Aste pilotate, le intercettazioni inchiodano il giudice

Aste pilotate, emergono nuovi dettagli dall’inchiesta che ha portato in carcere il giudice Roberto Bufo, ex assessore del Comune di Vergemoli e ai domiciliari Virgilio Luvisotti, numero uno dell’istituto vendite giudiziarie di Lucca (Leggi). Agli atti dell’indagine ci sarebbe anche una intercettazione che secondo gli inquirenti della procura di Genova proverebbe la presunta spartizione dei proventi illeciti dal reato della turbativa d’asta. “Qua bisogna rubare il più possibile”.

Intanto, il Pg della Cassazione Riccardo Fuzio ha chiesto alla Sezione disciplinare del Csm di sospendere dalle funzioni e dallo stipendio il giudic Bufo, arrestato ieri con l”accusa di far parte di un sodalizio criminoso che   pilotava le aste al tribunale della città toscana. La sospensione costituisce un atto dovuto tutte le volte che un magistrato viene sottoposto a misure cautelari.
La procura di Massa Carrara stava già indagando, per reati contro il patrimonio, su Roberto Ferrandi (il commercialista di Carrara agli arresti per turbativa d’asta e corruzione) quando, a dicembre 2015, nel suo studio professionale arrivò il giudice Roberto Bufo, (anche lui finito nell’inchiesta della procura di Genova e arrestato ieri dai carabinieri) per consegnargli una mazzetta di denaro.
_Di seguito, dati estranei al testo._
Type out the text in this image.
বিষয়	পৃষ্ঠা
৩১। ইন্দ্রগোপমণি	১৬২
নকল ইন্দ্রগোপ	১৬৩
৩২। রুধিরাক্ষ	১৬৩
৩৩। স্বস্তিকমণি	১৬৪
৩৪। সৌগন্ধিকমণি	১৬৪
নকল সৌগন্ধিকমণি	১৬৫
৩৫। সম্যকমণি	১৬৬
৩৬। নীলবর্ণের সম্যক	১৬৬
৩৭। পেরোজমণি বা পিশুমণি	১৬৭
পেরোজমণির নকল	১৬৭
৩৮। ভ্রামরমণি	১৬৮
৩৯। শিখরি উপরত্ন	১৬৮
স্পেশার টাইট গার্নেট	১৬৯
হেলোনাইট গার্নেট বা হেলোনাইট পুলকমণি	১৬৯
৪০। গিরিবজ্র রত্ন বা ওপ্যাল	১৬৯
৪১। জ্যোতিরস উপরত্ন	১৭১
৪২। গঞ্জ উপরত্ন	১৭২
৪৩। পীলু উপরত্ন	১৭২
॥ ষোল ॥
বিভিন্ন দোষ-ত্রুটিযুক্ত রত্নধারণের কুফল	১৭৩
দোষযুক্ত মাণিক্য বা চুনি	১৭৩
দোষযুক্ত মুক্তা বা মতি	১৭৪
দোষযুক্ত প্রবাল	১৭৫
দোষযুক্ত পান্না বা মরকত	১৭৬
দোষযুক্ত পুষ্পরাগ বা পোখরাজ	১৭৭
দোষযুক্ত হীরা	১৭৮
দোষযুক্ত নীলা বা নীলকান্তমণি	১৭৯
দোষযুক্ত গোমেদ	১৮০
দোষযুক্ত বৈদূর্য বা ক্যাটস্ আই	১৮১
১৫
La scena fu ripresa da una micro telecamera che gli investigatori avevano piazzato nello studio del Ferrandi e la conversazione registrata da una cimice.
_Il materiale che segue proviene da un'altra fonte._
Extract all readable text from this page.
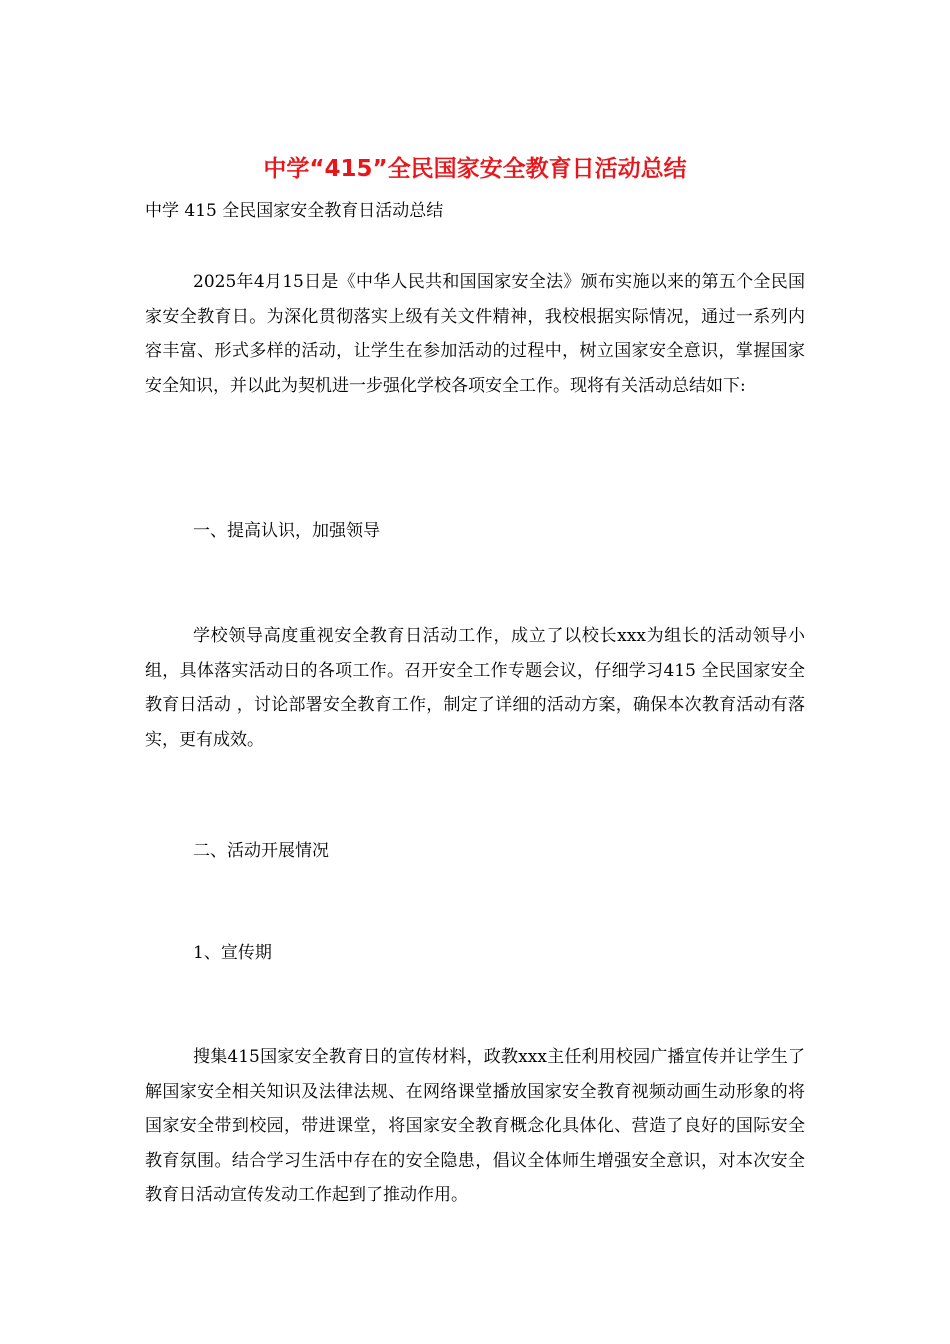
中学“415”全民国家安全教育日活动总结

中学 415 全民国家安全教育日活动总结

2025年4月15日是《中华人民共和国国家安全法》颁布实施以来的第五个全民国家安全教育日。为深化贯彻落实上级有关文件精神，我校根据实际情况，通过一系列内容丰富、形式多样的活动，让学生在参加活动的过程中，树立国家安全意识，掌握国家安全知识，并以此为契机进一步强化学校各项安全工作。现将有关活动总结如下:

一、提高认识，加强领导

学校领导高度重视安全教育日活动工作，成立了以校长xxx为组长的活动领导小组，具体落实活动日的各项工作。召开安全工作专题会议，仔细学习415 全民国家安全教育日活动 ，讨论部署安全教育工作，制定了详细的活动方案，确保本次教育活动有落实，更有成效。

二、活动开展情况

1、宣传期

搜集415国家安全教育日的宣传材料，政教xxx主任利用校园广播宣传并让学生了解国家安全相关知识及法律法规、在网络课堂播放国家安全教育视频动画生动形象的将国家安全带到校园，带进课堂，将国家安全教育概念化具体化、营造了良好的国际安全教育氛围。结合学习生活中存在的安全隐患，倡议全体师生增强安全意识，对本次安全教育日活动宣传发动工作起到了推动作用。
“La somma – ha detto il sostituto procuratore di Massa Alberto Dello Iacono, titolare del filone d’inchiesta rimasto in Toscana – servì a saldare un precedente favore. Grazie a Ferrandi, infatti, Bufo si aggiudicò la proprietà di un edificio residenziale a Villafranca in Lunigiana, finito all’asta, corrispondendo 23 mila euro, a fronte di una stima di 84 mila, per poi rivenderlo a circa 58 mila euro. La mazzetta fu la ricompensa per l”intermediazione portata a termine”.
La procura di Massa pensò si trattasse di un semplice caso di corruzione, ma un mese dopo Bufo e Ferrandi si incontrarono ancora e il giudice si organizzò col commercialista delegato alle vendite giudiziarie al tribunale civile di Massa, per continuare a “fare mercimonio delle proprie funzioni di magistrato di Pisa”. Per questo gli atti passarono alla procura di Genova, competente riguardo fatti riguardanti un magistrato del distretto della corte d’appello di Firenze, e l’inchiesta si divise in due filoni.